Brodie S J, de la Rosa C, Howe J G, Crouch J, Travis W D, Diem K
Department of Laboratory Medicine, Vaccine/Virology Division, Retrovirology Laboratory, Seattle, WA 98195, USA.
Am J Pathol. 1999 May;154(5):1453-64. doi: 10.1016/S0002-9440(10)65400-4.
Because the mechanisms of lymphocyte accumulation in the lungs of children with AIDS-associated lymphocytic interstitial pneumonia (LIP) are unknown, we studied the relative contributions of known adhesion pathways in mediating lymphocyte adherence to endothelium and the potential role of human herpesviruses in the expansion of these lesions. LIP was characterized by lymphoid hyperplasia of the bronchus-associated lymphoid tissue (BALT) and infiltration of the pulmonary interstitium with CD8(+) T lymphocytes. In some individuals there was expansion of the alveolar septae with dense aggregates of B lymphocytes, many containing the Epstein-Barr viral (EBV) genome. Patients with concurrent EBV infection also demonstrated large-vessel arteriopathy characterized by thickening of the intimae with collagen and smooth muscle. Venular endothelium from the lung of children with LIP, but not uninflamed lung from other children with AIDS or lung from children with nonspecific pneumonitis, expressed high levels of vascular cell adhesion molecule-1 (VCAM-1) protein. In turn, inflammatory cells expressing very late activation antigen-4 (VLA-4), the leukocyte ligand for VCAM-1, were the predominant perivascular infiltrate associated with vessels expressing VCAM-1. Expression of other endothelial adhesion molecules, including intracellular adhesion molecule-1 and E-selectin, was not uniformly associated with LIP. Using a tissue adhesion assay combined with immunohistochemistry for VCAM-1, we show that CD8(+) T cell clones that express VLA-4 bind preferentially to pulmonary vessels in sites of LIP: vessels that expressed high levels of VCAM-1. When tissues and cells were pretreated with antibodies to VCAM-1 or VLA-4, respectively, adhesion was inhibited by >/=80%. Thus, infiltration of alveolar septae with CD8(+) T cells was highly correlative with VCAM-1/VLA-4 adhesive interactions, and focal expansion of B cells was coincidental to co-infection with EBV.
由于艾滋病相关淋巴细胞间质性肺炎(LIP)患儿肺部淋巴细胞积聚的机制尚不清楚,我们研究了已知黏附途径在介导淋巴细胞与内皮细胞黏附中的相对作用,以及人类疱疹病毒在这些病变扩展中的潜在作用。
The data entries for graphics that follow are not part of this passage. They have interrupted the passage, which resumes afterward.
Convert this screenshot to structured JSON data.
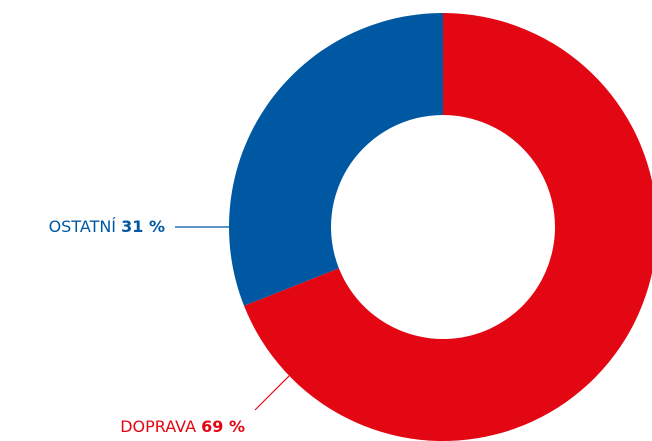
{
  "chart_data": {
    "type": "pie",
    "categories": [
      "DOPRAVA",
      "OSTATNÍ"
    ],
    "values": [
      69,
      31
    ],
    "value_labels": [
      "69 %",
      "31 %"
    ],
    "colors": [
      "#e30613",
      "#0058a3"
    ]
  }
}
LIP的特征是支气管相关淋巴组织(BALT)的淋巴样增生以及肺间质中CD8(+) T淋巴细胞浸润。在一些个体中,肺泡间隔扩张,伴有密集的B淋巴细胞聚集,许多B淋巴细胞含有爱泼斯坦-巴尔病毒(EBV)基因组。同时感染EBV的患者还表现出大血管动脉病变,其特征是内膜因胶原蛋白和平滑肌而增厚。LIP患儿肺部的小静脉内皮细胞表达高水平的血管细胞黏附分子-1(VCAM-1)蛋白,而其他艾滋病患儿的未发炎肺部或非特异性肺炎患儿的肺部则未表达。反过来,表达极晚期活化抗原-4(VLA-4,VCAM-1的白细胞配体)的炎性细胞是与表达VCAM-1的血管相关的主要血管周围浸润细胞。包括细胞间黏附分子-1和E-选择素在内的其他内皮黏附分子的表达与LIP并非始终相关。通过组织黏附试验结合VCAM-1免疫组织化学,我们发现表达VLA-4的CD8(+) T细胞克隆优先与LIP部位的肺血管结合:这些血管表达高水平的VCAM-1。当分别用抗VCAM-1或VLA-4抗体预处理组织和细胞时,黏附被抑制≥80%。因此,CD8(+) T细胞浸润肺泡间隔与VCAM-1/VLA-4黏附相互作用高度相关,B细胞的局灶性扩张与EBV共同感染同时发生。